Wajah raja yang duduk di kursi kebesarannya itu tertutup oleh sejumlah dokumen dan kertas dimana-mana. Dia adalah sosok pemimpin Drystan, Yang Mulia Raja Khrysaor Yvaine.

Erzulie masih berdiri di hadapan pria itu dengan posisi yang sama, sementara Khrysaor sama sekali tidak memperdulikan keberadaan ratu itu.

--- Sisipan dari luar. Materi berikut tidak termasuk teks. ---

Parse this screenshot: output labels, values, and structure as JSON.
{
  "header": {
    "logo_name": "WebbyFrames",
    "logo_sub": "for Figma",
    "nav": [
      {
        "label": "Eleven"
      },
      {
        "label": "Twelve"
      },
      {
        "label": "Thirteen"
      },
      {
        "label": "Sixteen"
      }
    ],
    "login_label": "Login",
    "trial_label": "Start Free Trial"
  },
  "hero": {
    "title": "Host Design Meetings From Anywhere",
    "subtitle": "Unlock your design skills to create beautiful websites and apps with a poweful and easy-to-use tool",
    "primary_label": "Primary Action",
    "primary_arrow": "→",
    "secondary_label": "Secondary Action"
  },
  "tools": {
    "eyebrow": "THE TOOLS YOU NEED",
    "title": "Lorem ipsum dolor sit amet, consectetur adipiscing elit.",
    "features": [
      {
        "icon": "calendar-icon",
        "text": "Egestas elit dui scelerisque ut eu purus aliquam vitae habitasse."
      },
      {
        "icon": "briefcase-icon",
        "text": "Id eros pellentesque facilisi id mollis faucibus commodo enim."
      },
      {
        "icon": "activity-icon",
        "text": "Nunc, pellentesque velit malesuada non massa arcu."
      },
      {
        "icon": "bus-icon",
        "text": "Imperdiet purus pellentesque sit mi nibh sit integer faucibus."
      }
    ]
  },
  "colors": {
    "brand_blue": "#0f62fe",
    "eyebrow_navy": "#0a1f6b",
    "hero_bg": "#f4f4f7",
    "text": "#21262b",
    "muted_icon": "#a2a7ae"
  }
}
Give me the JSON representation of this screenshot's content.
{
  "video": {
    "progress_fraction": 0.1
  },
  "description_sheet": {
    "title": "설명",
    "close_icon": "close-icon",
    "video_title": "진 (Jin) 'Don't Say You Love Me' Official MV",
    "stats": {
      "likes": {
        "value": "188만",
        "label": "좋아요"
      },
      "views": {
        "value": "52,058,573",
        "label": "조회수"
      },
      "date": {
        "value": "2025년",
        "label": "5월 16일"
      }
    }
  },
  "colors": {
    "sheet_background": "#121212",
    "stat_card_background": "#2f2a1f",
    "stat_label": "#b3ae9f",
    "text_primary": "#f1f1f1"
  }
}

Erzulie mengetuk meja pria itu, tetapi yang di dapati hanyalah lirikan dari sudut kacamatanya.

"Yang Mulia Raja, Yang Mulia Ratu sedang berbicara pada anda," ucap Iyan yang berusaha menengahi keduanya.

Khrysaor melepaskan kacamata yang sedari tadi bergantung di batang hidung nya, kemudian menghela nafas dengan gusar. Dia menyuruh Iyan untuk keluar dari ruang kerja, menyisihkan dirinya dan Erzulie.

"Kamu sedang bertanya sebagai ibu atau ratu? Karena jika ratu yang bertanya seperti itu, seharusnya kamu sendiri sudah mengetahui jawabannya." Khrysaor menawarkan Erzulie untuk duduk di sofa yang ada di ruangan itu. Dia menyeduh teh hangat untuk Erzulie kemudian duduk berhadapan dengan sang istri.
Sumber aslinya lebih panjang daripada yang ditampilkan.